Answer by Sasha for What is Gelfand-Tsetlin basis for an irreducible representation of sl(n)?

2011-06-24T05:03:08Z

Let $V$ denote the standard representation of $sl_3$. Then your $\Gamma_{1,1}$ is $V\otimes V^*/k$. To obtain a GT-basis we have to choose a flag of subspaces $0 \subset V_1 \subset V_2 \subset V_3 = V$ ($\dim V_i = i$) and restrict to $sl(V_i) \subset sl(V)$. First, let us take $U = V_2$. Then $V = U \oplus k$ (as $sl(U)$-module), hence $\Gamma = sl(U) + U + U^* + k$. Now if $e_1,e_2,e_3$ is a basis of $V$ such that $V_i = <e_j>_{j \le i}$ and $e^i$ is the dual basis of $V^*$ then $$ sl(U) = < e_1\otimes e^2, e_2\otimes e^1, e_1\otimes e^1 - e_2\otimes e^2>. $$ Further, $$ U = <e_1\otimes e^3, e_2\otimes e^3>,\ U^* = <e_3\otimes e^1, e_3\otimes e^2>,\ k = < e_1\otimes e^1 + e_2\otimes e^2 - 2e_3\otimes e^3 >. $$ So, collecting all these vectors you get the GT-basis.

Answer by Victor Protsak for What is Gelfand-Tsetlin basis for an irreducible representation of sl(n)?

2011-06-24T05:23:50Z

It's more common to talk about the GT basis of $\mathfrak{gl}_n$-modules. In the case of the adjoint representation, the first row of the GT scheme is $(1,0,\ldots,0,-1)$ and each subsequent row satisfies the interlacing condition, which implies that the left (resp, right) edge consists of a string of $1$s (resp $-1$s), followed by a string of $0$s (possibly empty), except that the bottom entry can be $1$ (resp $-1$) if all entries on the left (resp right) are $1$s (resp $-1$), and all other entries are zeros. It follows that the whole scheme can be reconstructed from the positions of the lowest $1$ along the left edge of the triangle and the lowest $-1$ along the right edge.
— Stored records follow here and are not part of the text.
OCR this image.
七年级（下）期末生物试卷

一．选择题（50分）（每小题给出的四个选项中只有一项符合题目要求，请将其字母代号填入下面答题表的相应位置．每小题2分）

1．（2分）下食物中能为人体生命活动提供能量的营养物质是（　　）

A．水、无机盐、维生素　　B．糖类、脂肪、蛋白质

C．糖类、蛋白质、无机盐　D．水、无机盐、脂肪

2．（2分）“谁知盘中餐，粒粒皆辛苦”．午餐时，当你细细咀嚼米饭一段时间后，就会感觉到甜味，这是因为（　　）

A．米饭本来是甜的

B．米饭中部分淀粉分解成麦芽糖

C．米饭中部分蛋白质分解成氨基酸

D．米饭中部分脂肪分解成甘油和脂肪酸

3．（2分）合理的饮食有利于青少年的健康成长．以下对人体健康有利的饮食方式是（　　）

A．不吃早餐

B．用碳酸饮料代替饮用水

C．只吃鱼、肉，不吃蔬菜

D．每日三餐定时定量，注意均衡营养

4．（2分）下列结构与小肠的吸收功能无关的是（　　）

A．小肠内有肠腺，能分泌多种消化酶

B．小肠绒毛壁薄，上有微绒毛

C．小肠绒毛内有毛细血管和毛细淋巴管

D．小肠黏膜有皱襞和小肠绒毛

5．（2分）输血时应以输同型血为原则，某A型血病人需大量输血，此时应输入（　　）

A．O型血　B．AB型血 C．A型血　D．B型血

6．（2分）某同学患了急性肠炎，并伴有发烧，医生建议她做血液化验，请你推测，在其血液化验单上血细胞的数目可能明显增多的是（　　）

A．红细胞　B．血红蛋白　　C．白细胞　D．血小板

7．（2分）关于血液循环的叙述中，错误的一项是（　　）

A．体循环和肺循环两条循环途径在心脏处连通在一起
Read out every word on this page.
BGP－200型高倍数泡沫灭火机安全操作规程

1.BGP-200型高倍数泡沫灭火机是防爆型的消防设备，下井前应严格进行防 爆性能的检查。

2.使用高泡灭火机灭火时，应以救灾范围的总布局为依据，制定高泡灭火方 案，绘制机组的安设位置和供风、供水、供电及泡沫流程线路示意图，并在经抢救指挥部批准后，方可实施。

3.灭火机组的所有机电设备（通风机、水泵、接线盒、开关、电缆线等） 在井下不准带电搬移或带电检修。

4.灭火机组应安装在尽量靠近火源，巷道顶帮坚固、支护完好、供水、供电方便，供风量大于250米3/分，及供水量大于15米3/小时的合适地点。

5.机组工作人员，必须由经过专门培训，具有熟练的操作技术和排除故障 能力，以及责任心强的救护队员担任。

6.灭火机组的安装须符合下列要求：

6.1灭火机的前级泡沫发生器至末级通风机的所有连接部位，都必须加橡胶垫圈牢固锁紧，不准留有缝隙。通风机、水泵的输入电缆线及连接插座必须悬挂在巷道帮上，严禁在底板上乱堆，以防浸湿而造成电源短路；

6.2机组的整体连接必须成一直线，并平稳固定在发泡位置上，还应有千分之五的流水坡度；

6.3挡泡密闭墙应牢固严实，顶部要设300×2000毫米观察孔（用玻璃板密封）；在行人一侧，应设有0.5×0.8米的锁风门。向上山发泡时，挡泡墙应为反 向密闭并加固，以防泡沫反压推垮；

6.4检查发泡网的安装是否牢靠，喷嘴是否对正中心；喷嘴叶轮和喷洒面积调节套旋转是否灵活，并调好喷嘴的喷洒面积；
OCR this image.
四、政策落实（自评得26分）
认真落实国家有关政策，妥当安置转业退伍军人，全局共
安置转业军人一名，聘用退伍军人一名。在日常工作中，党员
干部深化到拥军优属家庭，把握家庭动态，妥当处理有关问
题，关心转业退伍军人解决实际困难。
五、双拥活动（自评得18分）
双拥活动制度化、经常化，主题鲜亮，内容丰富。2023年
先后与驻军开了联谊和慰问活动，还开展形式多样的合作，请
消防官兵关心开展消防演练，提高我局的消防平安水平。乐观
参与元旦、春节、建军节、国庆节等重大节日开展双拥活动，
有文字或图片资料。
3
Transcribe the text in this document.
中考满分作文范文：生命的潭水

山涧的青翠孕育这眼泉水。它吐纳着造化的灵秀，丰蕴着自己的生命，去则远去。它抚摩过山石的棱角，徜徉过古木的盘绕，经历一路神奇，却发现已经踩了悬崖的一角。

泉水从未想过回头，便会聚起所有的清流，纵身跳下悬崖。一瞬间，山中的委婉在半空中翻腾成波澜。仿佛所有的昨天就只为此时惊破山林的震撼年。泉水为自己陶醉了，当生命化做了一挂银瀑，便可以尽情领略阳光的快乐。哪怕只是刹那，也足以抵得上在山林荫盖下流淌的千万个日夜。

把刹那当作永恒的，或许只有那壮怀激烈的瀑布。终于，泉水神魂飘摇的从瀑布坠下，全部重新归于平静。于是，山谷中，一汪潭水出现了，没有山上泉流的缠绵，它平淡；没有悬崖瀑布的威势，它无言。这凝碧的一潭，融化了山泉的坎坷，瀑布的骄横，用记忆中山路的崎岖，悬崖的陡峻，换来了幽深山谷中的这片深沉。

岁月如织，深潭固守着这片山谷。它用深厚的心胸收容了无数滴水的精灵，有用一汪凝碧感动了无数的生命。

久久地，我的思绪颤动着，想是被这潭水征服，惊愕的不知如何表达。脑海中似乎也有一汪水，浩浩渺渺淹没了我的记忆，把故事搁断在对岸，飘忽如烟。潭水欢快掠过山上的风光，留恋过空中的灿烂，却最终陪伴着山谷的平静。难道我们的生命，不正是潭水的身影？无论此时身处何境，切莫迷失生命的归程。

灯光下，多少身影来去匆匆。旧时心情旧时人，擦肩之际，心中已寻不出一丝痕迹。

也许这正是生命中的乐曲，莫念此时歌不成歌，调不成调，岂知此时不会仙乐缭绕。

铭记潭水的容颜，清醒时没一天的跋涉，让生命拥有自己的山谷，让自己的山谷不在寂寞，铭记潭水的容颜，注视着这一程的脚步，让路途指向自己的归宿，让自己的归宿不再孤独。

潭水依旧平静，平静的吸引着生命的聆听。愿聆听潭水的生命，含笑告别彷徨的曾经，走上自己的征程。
They may occupy any of the $n$ possible rows/positions each, except that both cannot occur in the $n$th row, corresponding to the impossibility of the bottom entry being simultaneously $1$ and $-1.$

In your special case $n=3$ the diagrams will look like this:

$$ \begin{array}{rrrrr} 1 & & 0 & & -1\\ & 1 & & 0 & \\ & & 1 & & \end{array} \quad $$

(this is the highest weight; there are 7 more).